Bien évidemment, la plus grande difficulté pour Guirassy va être de mettre au point des circuits de passes fluides et rapides avec ses nouveaux partenaires, même s’il a déjà trouvé d’évidents repères. La saison dernière, Mbaye Niang était, lui, facilement trouvé par ses latéraux et ses ailiers. Quand ils débordaient, Raphinha, Del Castillo, ou Tait, avaient comme option préférentielle la passe en retrait pour un Niang finisseur, généralement placé au centre de la surface de réparation. Difficiles à défendre, ces actions pouvaient rapporter des gros points.

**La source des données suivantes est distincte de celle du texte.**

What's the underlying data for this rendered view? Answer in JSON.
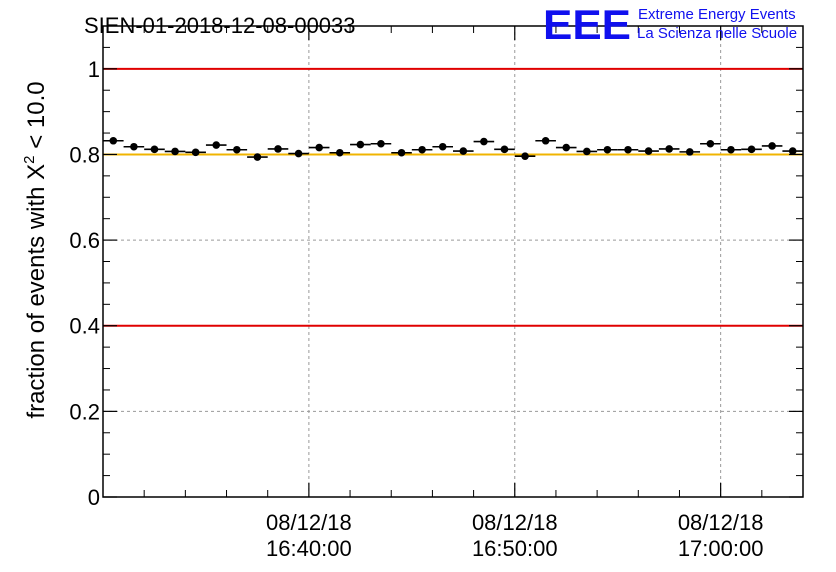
{
  "header": {
    "run_title": "SIEN-01-2018-12-08-00033",
    "logo_text": "EEE",
    "tagline_line1": "Extreme Energy Events",
    "tagline_line2": "La Scienza nelle Scuole",
    "logo_color": "#1010ee"
  },
  "chart_data": {
    "type": "scatter",
    "title": "SIEN-01-2018-12-08-00033",
    "ylabel_prefix": "fraction of events with ",
    "ylabel_symbol": "X",
    "ylabel_superscript": "2",
    "ylabel_suffix": " < 10.0",
    "xlabel": "",
    "ylim": [
      0,
      1.1
    ],
    "xlim_minutes": [
      0,
      34
    ],
    "y_ticks": [
      "0",
      "0.2",
      "0.4",
      "0.6",
      "0.8",
      "1"
    ],
    "y_tick_values": [
      0,
      0.2,
      0.4,
      0.6,
      0.8,
      1.0
    ],
    "x_ticks": [
      {
        "minute": 10,
        "date": "08/12/18",
        "time": "16:40:00"
      },
      {
        "minute": 20,
        "date": "08/12/18",
        "time": "16:50:00"
      },
      {
        "minute": 30,
        "date": "08/12/18",
        "time": "17:00:00"
      }
    ],
    "x_minor_step_minutes": 2,
    "reference_lines": [
      {
        "y": 1.0,
        "color": "#e00000"
      },
      {
        "y": 0.4,
        "color": "#e00000"
      },
      {
        "y": 0.8,
        "color": "#f0b400"
      }
    ],
    "series": [
      {
        "name": "fraction",
        "bin_width_minutes": 1,
        "x": [
          0.5,
          1.5,
          2.5,
          3.5,
          4.5,
          5.5,
          6.5,
          7.5,
          8.5,
          9.5,
          10.5,
          11.5,
          12.5,
          13.5,
          14.5,
          15.5,
          16.5,
          17.5,
          18.5,
          19.5,
          20.5,
          21.5,
          22.5,
          23.5,
          24.5,
          25.5,
          26.5,
          27.5,
          28.5,
          29.5,
          30.5,
          31.5,
          32.5,
          33.5
        ],
        "values": [
          0.832,
          0.818,
          0.812,
          0.807,
          0.805,
          0.822,
          0.811,
          0.794,
          0.813,
          0.802,
          0.816,
          0.804,
          0.823,
          0.825,
          0.804,
          0.811,
          0.818,
          0.808,
          0.83,
          0.812,
          0.796,
          0.832,
          0.816,
          0.807,
          0.811,
          0.811,
          0.808,
          0.813,
          0.806,
          0.825,
          0.811,
          0.812,
          0.82,
          0.808
        ],
        "errors": [
          0.007,
          0.007,
          0.007,
          0.007,
          0.007,
          0.007,
          0.007,
          0.007,
          0.007,
          0.007,
          0.007,
          0.007,
          0.007,
          0.007,
          0.007,
          0.007,
          0.007,
          0.007,
          0.007,
          0.007,
          0.007,
          0.007,
          0.007,
          0.007,
          0.007,
          0.007,
          0.007,
          0.007,
          0.007,
          0.007,
          0.007,
          0.007,
          0.007,
          0.007
        ]
      }
    ],
    "grid": true
  }
}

Cet aspect du jeu est encore à perfectionner pour Guirassy, ce que n’a pas manqué de remarquer Julien Stéphan en conférence de presse, lors de la présentation du joueur : «Il va juste falloir qu’il aille un peu plus dans la surface de réparation, travailler ses déplacements». Mais l’ex-Amiénois apprend vite. A Nîmes, il s’est ainsi parfaitement positionné dans la surface pour reprendre un service en retrait de Flavien Tait. Et à Saint-Etienne, c’est d »un superbe ciseau qu’il a bonifié le «caviar» de Del Castillo en parvenant à se faire oublier par la défense centrale adverse.

Salué pour son «remarquable professionnalisme», sa capacité à déjà bien s’intégrer dans le groupe comme dans le dispositif du coach font de Serhou Guirassy une recrue prometteuse. Une bonne pioche qui pourrait nous faire vite oublier Mbaye Niang, malgré ses 23 buts en deux saisons de Ligue 1.